Whereas in Direct exports, the company itself manages to sell the goods and services abroad, by opting one of the following ways:
- By setting Domestic based Export Department, working as an independent entity
- Through Overseas sales branch, that carries out the promotional activities and facilitates sales and distribution.
- The sales representatives traveling abroad
- The distributors or agents in abroad working exclusively on the behalf of the company
- Global web Strategy: Nowadays, companies need not go to the international trade shows to show their products, they can very well create the awareness among the customers worldwide through an electronic media i.e. internet.Through the company website, customers can read the detailed information, generally written in different languages, about the product and can order online.

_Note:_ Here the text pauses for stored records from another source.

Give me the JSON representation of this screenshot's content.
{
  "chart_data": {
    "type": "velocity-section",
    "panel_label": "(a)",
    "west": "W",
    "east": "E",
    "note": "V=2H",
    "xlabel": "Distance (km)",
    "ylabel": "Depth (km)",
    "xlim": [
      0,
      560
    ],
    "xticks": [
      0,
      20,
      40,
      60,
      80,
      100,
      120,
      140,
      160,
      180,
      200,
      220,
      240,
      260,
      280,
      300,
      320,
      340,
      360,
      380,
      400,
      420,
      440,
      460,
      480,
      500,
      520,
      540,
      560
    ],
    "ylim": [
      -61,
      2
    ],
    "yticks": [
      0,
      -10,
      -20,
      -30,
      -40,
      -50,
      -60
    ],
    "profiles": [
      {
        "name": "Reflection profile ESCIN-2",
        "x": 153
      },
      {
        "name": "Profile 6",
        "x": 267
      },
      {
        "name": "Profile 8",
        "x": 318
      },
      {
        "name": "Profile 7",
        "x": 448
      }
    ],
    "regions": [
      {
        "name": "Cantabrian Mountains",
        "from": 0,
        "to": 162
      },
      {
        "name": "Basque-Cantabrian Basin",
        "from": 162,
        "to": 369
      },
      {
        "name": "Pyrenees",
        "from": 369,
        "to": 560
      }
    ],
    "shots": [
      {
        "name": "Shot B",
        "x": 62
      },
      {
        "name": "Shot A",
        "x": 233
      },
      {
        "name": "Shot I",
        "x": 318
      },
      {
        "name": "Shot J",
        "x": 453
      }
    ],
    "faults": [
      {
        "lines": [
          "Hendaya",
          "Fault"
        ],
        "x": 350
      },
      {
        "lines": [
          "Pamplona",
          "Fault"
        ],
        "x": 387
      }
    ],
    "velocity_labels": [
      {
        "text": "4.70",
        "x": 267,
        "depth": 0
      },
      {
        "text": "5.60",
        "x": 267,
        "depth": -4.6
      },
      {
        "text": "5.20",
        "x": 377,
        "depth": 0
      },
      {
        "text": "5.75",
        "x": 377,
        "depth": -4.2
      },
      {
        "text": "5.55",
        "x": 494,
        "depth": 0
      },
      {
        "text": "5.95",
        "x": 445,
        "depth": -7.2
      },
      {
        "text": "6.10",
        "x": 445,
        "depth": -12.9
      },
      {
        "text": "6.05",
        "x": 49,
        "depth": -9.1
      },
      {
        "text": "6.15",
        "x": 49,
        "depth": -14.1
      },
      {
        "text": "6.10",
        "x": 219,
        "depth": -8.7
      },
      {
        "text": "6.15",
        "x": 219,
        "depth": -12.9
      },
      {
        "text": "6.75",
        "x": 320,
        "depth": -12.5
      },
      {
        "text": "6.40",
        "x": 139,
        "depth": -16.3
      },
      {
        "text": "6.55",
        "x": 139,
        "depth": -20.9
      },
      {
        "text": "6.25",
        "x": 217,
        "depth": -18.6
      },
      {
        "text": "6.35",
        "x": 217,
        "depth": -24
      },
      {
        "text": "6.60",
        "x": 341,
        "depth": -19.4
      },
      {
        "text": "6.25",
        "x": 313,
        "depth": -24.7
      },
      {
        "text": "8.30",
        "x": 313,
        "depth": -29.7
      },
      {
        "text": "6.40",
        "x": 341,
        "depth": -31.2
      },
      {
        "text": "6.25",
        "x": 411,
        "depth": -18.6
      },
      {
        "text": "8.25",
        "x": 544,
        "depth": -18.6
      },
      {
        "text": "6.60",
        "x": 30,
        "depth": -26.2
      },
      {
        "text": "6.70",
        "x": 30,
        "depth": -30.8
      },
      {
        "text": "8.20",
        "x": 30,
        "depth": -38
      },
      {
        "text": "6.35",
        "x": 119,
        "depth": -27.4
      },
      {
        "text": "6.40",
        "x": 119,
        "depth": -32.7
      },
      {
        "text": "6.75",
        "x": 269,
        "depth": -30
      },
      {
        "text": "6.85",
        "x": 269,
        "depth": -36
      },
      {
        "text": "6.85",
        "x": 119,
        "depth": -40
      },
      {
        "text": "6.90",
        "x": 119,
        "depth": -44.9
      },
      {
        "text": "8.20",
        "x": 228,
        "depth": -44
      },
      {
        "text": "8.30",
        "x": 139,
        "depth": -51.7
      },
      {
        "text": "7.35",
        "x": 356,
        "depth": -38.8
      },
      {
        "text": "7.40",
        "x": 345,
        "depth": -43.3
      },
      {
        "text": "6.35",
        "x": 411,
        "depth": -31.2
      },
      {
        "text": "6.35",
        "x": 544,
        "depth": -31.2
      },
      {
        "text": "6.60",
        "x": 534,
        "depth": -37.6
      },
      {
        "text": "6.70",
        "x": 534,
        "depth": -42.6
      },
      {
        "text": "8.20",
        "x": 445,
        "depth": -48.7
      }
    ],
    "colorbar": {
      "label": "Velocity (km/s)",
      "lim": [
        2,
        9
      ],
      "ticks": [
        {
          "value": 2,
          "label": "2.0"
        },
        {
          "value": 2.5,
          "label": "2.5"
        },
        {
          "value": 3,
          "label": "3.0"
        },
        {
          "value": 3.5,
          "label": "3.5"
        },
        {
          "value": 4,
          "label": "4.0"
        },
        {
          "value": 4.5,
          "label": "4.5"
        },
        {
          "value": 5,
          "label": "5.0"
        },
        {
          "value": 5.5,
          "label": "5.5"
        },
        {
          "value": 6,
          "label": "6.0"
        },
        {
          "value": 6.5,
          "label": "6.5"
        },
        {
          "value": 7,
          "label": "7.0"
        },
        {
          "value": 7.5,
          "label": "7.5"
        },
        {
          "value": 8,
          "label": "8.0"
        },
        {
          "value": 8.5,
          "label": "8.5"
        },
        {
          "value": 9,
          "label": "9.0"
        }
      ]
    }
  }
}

- Licensing and Franchising: One of the ways to globalize is through licensing, wherein the domestic company issues the license to the foreign company to use the manufacturing process trademark, patent, name of the domestic company while facilitating the sales. In licensing, the domestic company has a less control over the licensee.
But, in the case of franchising, the domestic company enjoys the higher control as it allows the franchise to function on its behalf, and in line with the terms and conditions of the domestic company. MC Donalds, Dominos are the examples of franchising.
- Joint Ventures: The companies can go international by joining hands with other country based companies with the intention to monetize their existing relationships with the local customers.In India, TATA AIG, HDFC standard life insurance, TATA Sky are the examples of joint ventures.
- Direct Investment: Ultimately, the firms can establish their own business facilities or own a part of the local company to facilitate the sale of goods and services.
The companies go international with the objective to have an increased sales along with the huge market share. But certain things such as political, social, technological, cultural situations should be kept in mind while designing the marketing principles since these are different for the different nations.